Yes. A basic oscillator can be built with resistors, capacitors, and transistors; the oscillating current can be amplified and sent to a speaker. To make it bio-responsive, you replace the timing resistor with sensor clips attached to a plant leaf or your own skin. A CD40106 chip, a capacitor, a 9V battery, and a small speaker are enough to get started.
What Eurorack modules support biofeedback synthesis?
The Instruo Scíon is a biofeedback sensor built into a quad random voltage generator, based on the MidiSprout by Datagarden, and is designed for Eurorack use. It converts organic conductance changes into CV and gate signals. The Pocket Scíon offers a standalone, portable version of the same concept.

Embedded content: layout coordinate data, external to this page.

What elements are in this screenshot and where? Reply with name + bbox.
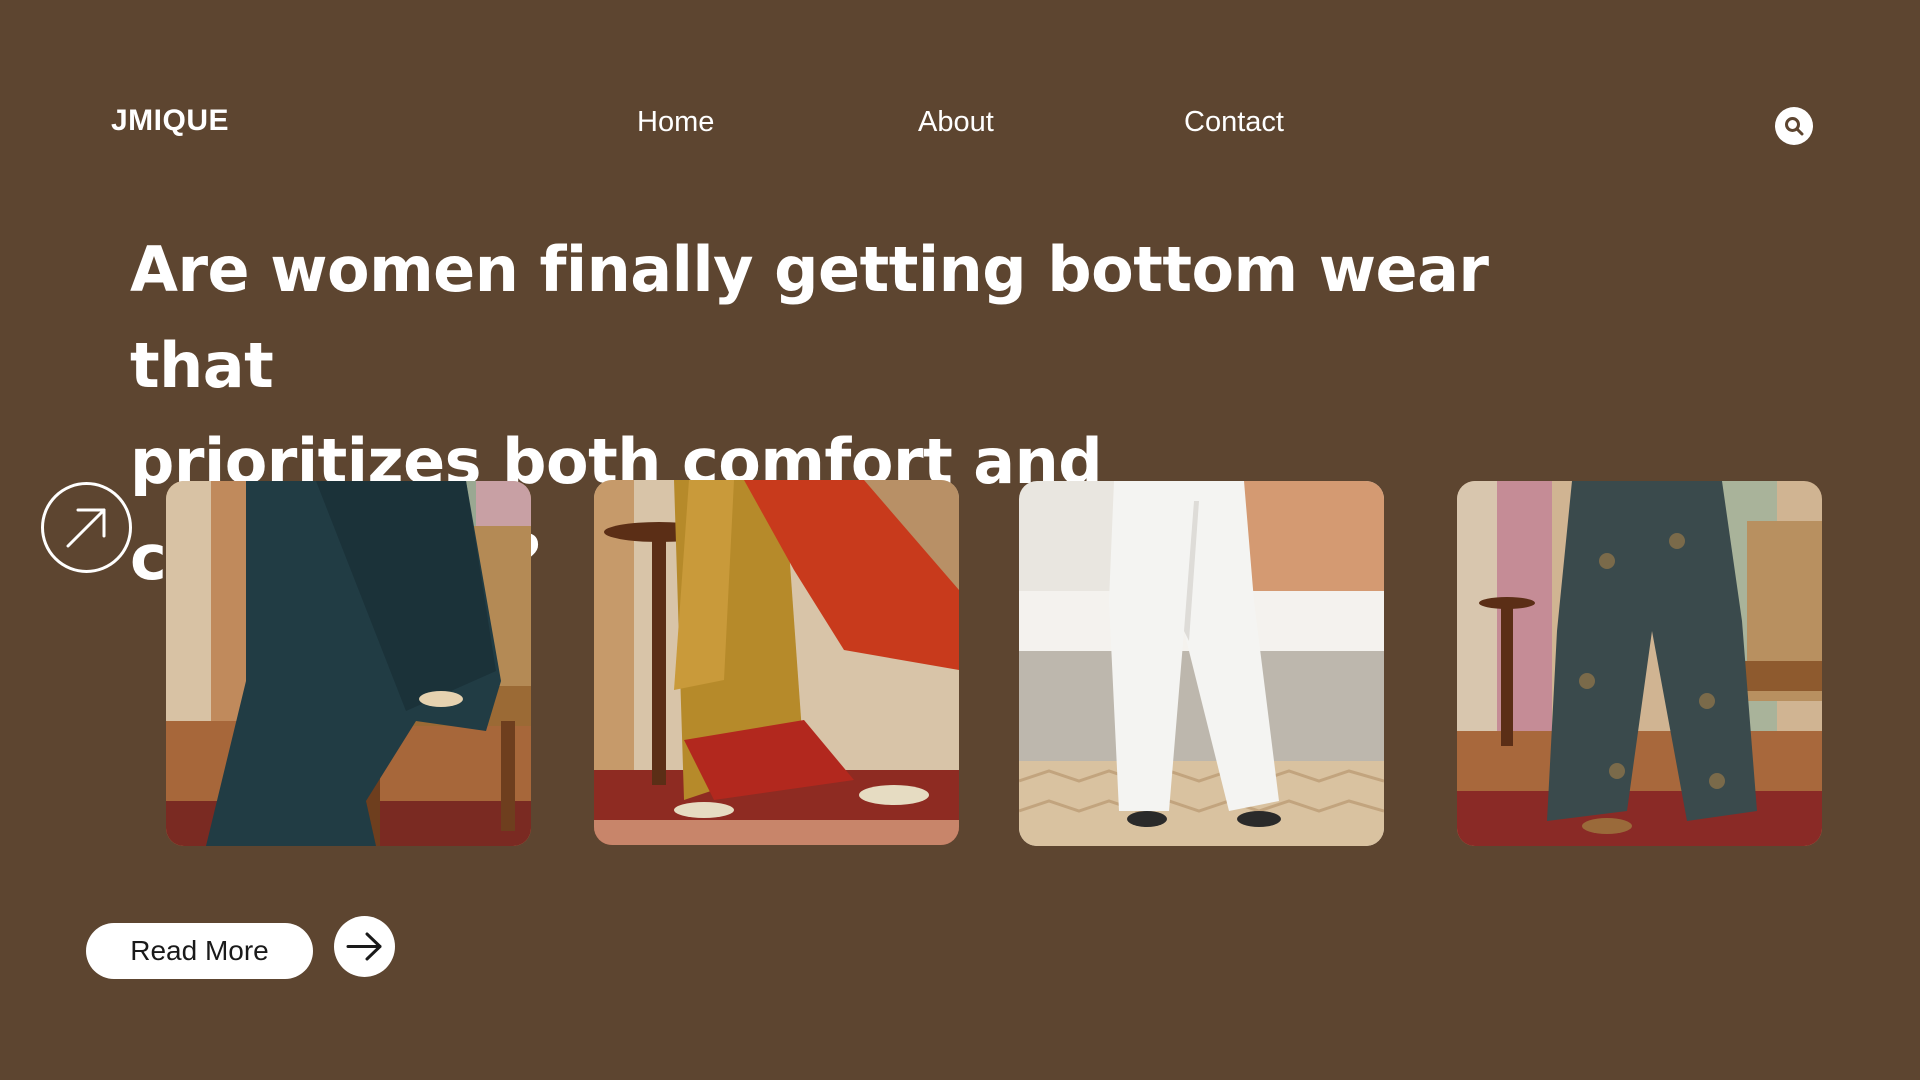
read-more-button[interactable]: Read More	[86, 923, 313, 979]
hero-headline-line-1: Are women finally getting bottom wear th…	[130, 233, 1489, 402]
product-image	[594, 480, 959, 845]
search-icon	[1785, 117, 1804, 136]
next-button[interactable]	[334, 916, 395, 977]
nav-contact-link[interactable]: Contact	[1184, 106, 1284, 139]
brand-logo[interactable]: JMIQUE	[111, 104, 229, 138]
product-card-dark-teal-pants[interactable]	[166, 481, 531, 846]
expand-gallery-button[interactable]	[41, 482, 132, 573]
nav-about-link[interactable]: About	[918, 106, 994, 139]
search-button[interactable]	[1775, 107, 1813, 145]
arrow-right-icon	[346, 932, 382, 961]
product-card-white-pants[interactable]	[1019, 481, 1384, 846]
product-image	[1019, 481, 1384, 846]
product-card-printed-palazzo[interactable]	[1457, 481, 1822, 846]
arrow-up-right-icon	[66, 508, 106, 548]
page: JMIQUE Home About Contact Are women fina…	[0, 0, 1920, 1080]
product-image	[166, 481, 531, 846]
nav-home-link[interactable]: Home	[637, 106, 714, 139]
product-card-red-printed-pants[interactable]	[594, 480, 959, 845]
product-image	[1457, 481, 1822, 846]
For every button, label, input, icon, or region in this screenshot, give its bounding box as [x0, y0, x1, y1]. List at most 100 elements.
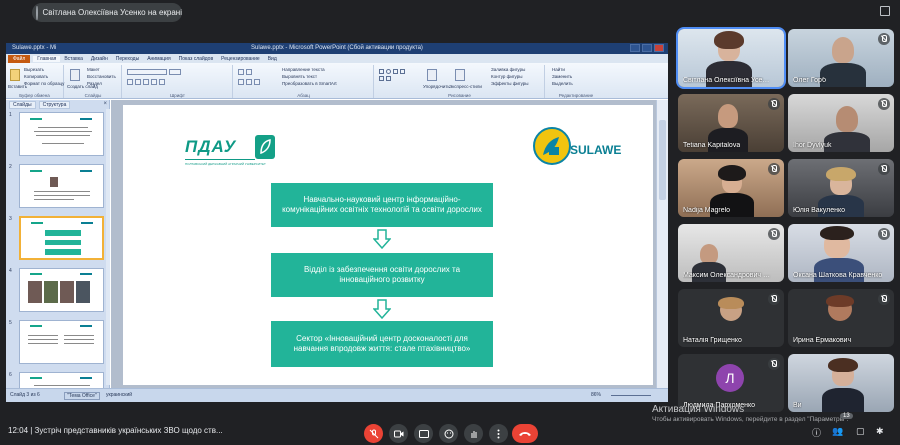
bold-icon[interactable] — [127, 79, 133, 85]
replace-button[interactable]: Заменить — [552, 74, 572, 79]
paragraph-label: Абзац — [297, 93, 310, 98]
layout-button[interactable]: Макет — [87, 67, 100, 72]
find-button[interactable]: Найти — [552, 67, 565, 72]
activities-icon[interactable]: ✱ — [876, 426, 884, 437]
participant-tile[interactable]: Оксана Шаткова Кравченко — [788, 224, 894, 282]
chat-icon[interactable]: ▢ — [856, 426, 865, 437]
shape-star-icon[interactable] — [386, 76, 391, 81]
fullscreen-icon[interactable] — [880, 6, 890, 16]
theme-name[interactable]: "Тема Office" — [64, 392, 100, 400]
shape-outline-button[interactable]: Контур фигуры — [491, 74, 522, 79]
org-box-sector[interactable]: Сектор «Інноваційний центр досконалості … — [271, 321, 493, 367]
font-size-box[interactable] — [169, 69, 181, 75]
align-left-icon[interactable] — [238, 79, 244, 85]
zoom-level[interactable]: 86% — [591, 392, 601, 398]
shape-fill-button[interactable]: Заливка фигуры — [491, 67, 525, 72]
shape-effects-button[interactable]: Эффекты фигуры — [491, 81, 529, 86]
slide-thumbnail[interactable]: 4 — [6, 266, 106, 314]
close-button[interactable] — [654, 44, 664, 52]
cut-button[interactable]: Вырезать — [24, 67, 44, 72]
org-box-department[interactable]: Відділ із забезпечення освіти дорослих т… — [271, 253, 493, 297]
tab-animation[interactable]: Анимация — [143, 56, 174, 62]
shape-arrow-icon[interactable] — [400, 69, 405, 74]
leave-call-button[interactable] — [512, 424, 538, 443]
captions-icon[interactable] — [414, 424, 433, 443]
minimize-button[interactable] — [630, 44, 640, 52]
more-options-icon[interactable] — [489, 424, 508, 443]
slide-thumbnail[interactable]: 6 — [6, 370, 106, 388]
shape-rect-icon[interactable] — [379, 69, 384, 74]
numbering-icon[interactable] — [246, 69, 252, 75]
arrange-button[interactable]: Упорядочить — [423, 84, 450, 89]
text-direction-button[interactable]: Направление текста — [282, 67, 325, 72]
shape-triangle-icon[interactable] — [379, 76, 384, 81]
tab-outline[interactable]: Структура — [38, 100, 71, 109]
participant-tile[interactable]: Tetiana Kapitalova — [678, 94, 784, 152]
bullets-icon[interactable] — [238, 69, 244, 75]
mic-off-icon[interactable] — [364, 424, 383, 443]
participant-tile[interactable]: Наталія Грищенко — [678, 289, 784, 347]
quick-styles-icon[interactable] — [455, 69, 465, 81]
tab-design[interactable]: Дизайн — [87, 56, 112, 62]
thumb-number: 6 — [9, 372, 12, 378]
ribbon-tabs: Файл Главная Вставка Дизайн Переходы Ани… — [6, 54, 668, 63]
strikethrough-icon[interactable] — [151, 79, 157, 85]
presenter-indicator[interactable]: Світлана Олексіївна Усенко на екрані — [32, 3, 182, 22]
tab-view[interactable]: Вид — [264, 56, 281, 62]
quick-styles-button[interactable]: Экспресс-стили — [449, 84, 482, 89]
tab-home[interactable]: Главная — [33, 55, 61, 62]
slides-panel-scrollbar[interactable] — [106, 109, 110, 385]
align-text-button[interactable]: Выровнять текст — [282, 74, 317, 79]
align-right-icon[interactable] — [254, 79, 260, 85]
current-slide[interactable]: ПДАУ ПОЛТАВСЬКИЙ ДЕРЖАВНИЙ АГРАРНИЙ УНІВ… — [123, 105, 653, 385]
new-slide-icon[interactable] — [70, 69, 80, 81]
participant-tile[interactable]: Ihor Dyvlyuk — [788, 94, 894, 152]
tab-slides[interactable]: Слайды — [9, 100, 36, 109]
close-icon[interactable]: × — [103, 101, 107, 107]
org-box-center[interactable]: Навчально-науковий центр інформаційно-ко… — [271, 183, 493, 227]
shared-screen: Sulawe.pptx - Mi Sulawe.pptx - Microsoft… — [6, 43, 668, 402]
participant-tile[interactable]: Nadija Magrelo — [678, 159, 784, 217]
section-button[interactable]: Раздел — [87, 81, 102, 86]
info-icon[interactable]: ⓘ — [812, 426, 821, 439]
tab-transitions[interactable]: Переходы — [112, 56, 143, 62]
raise-hand-icon[interactable] — [464, 424, 483, 443]
shape-line-icon[interactable] — [393, 69, 398, 74]
slide-thumbnail[interactable]: 1 — [6, 110, 106, 158]
italic-icon[interactable] — [135, 79, 141, 85]
select-button[interactable]: Выделить — [552, 81, 573, 86]
arrange-icon[interactable] — [427, 69, 437, 81]
participant-tile[interactable]: Світлана Олексіївна Усенко — [676, 27, 786, 89]
tab-insert[interactable]: Вставка — [60, 56, 87, 62]
emoji-icon[interactable] — [439, 424, 458, 443]
participant-tile[interactable]: Юлія Вакуленко — [788, 159, 894, 217]
copy-button[interactable]: Копировать — [24, 74, 48, 79]
paste-icon[interactable] — [10, 69, 20, 81]
participant-tile-self[interactable]: Ви — [788, 354, 894, 412]
camera-icon[interactable] — [389, 424, 408, 443]
tab-review[interactable]: Рецензирование — [217, 56, 264, 62]
shadow-icon[interactable] — [159, 79, 165, 85]
reset-button[interactable]: Восстановить — [87, 74, 116, 79]
font-name-box[interactable] — [127, 69, 167, 75]
slide-thumbnail[interactable]: 2 — [6, 162, 106, 210]
shape-oval-icon[interactable] — [386, 69, 391, 74]
smartart-button[interactable]: Преобразовать в SmartArt — [282, 81, 337, 86]
participant-tile[interactable]: Олег Горб — [788, 29, 894, 87]
zoom-slider[interactable] — [611, 395, 651, 396]
participant-name: Наталія Грищенко — [683, 337, 742, 344]
format-painter-button[interactable]: Формат по образцу — [24, 81, 64, 86]
slide-thumbnail-selected[interactable]: 3 — [6, 214, 106, 262]
slide-thumbnail[interactable]: 5 — [6, 318, 106, 366]
file-tab[interactable]: Файл — [8, 54, 31, 63]
participant-tile[interactable]: Максим Олександрович П... — [678, 224, 784, 282]
slide-scrollbar[interactable] — [656, 100, 668, 388]
tab-slideshow[interactable]: Показ слайдов — [175, 56, 217, 62]
maximize-button[interactable] — [642, 44, 652, 52]
muted-mic-icon — [768, 163, 780, 175]
language-indicator[interactable]: украинский — [106, 392, 132, 398]
participant-tile[interactable]: Ирина Ермакович — [788, 289, 894, 347]
people-icon[interactable]: 👥 — [832, 426, 843, 437]
underline-icon[interactable] — [143, 79, 149, 85]
align-center-icon[interactable] — [246, 79, 252, 85]
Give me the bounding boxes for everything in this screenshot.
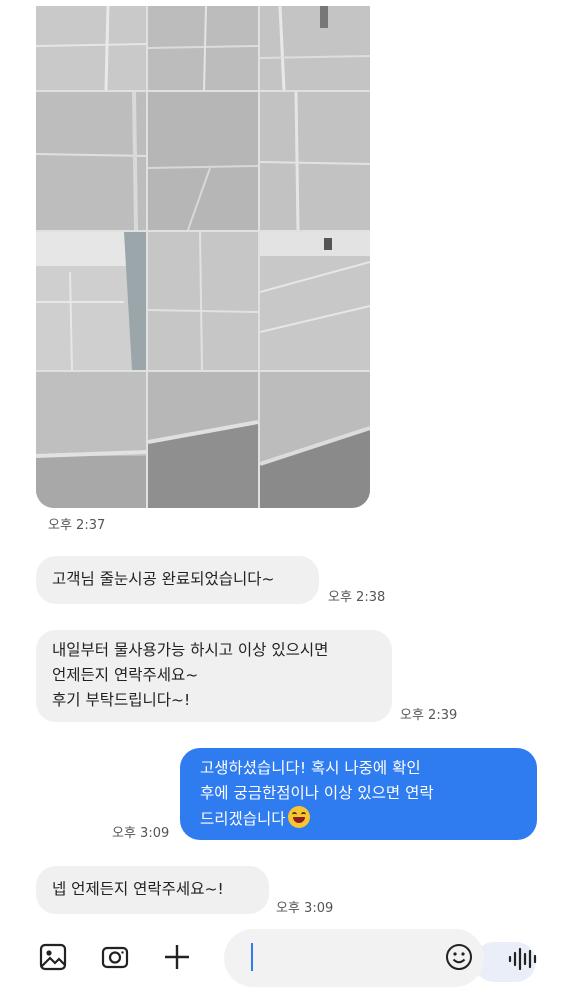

Who first used biological signals to make music?
Alvin Lucier’s 1965 Music for Solo Performer is generally considered the first musical work to use brain waves to directly generate sound. It was also an early example of biofeedback music, and many subsequent works by other composers used brain waves as control signals for analog synthesizers.
Why do makers prefer unpredictable circuits over precise ones?
Unpredictable circuits produce timbres and behaviors that are impossible to program or replicate with precision instruments. As the DIY synthesis community has long maintained, it might not work or make sense to an engineer, but it might make something awesome happen. The unpredictability is a creative feature, not a flaw.
What is the DIY Bionoise project?
DIY Bionoise is a project presented at NIME 2019 that explored transforming bioelectrical energy from soil bacteria into sound, using a custom-designed Bioelectricity-Controlled-Oscillator (BCO) module that translates microbial voltage into oscillator control signals. It represents one of the more radical intersections of biology and DIY synthesis.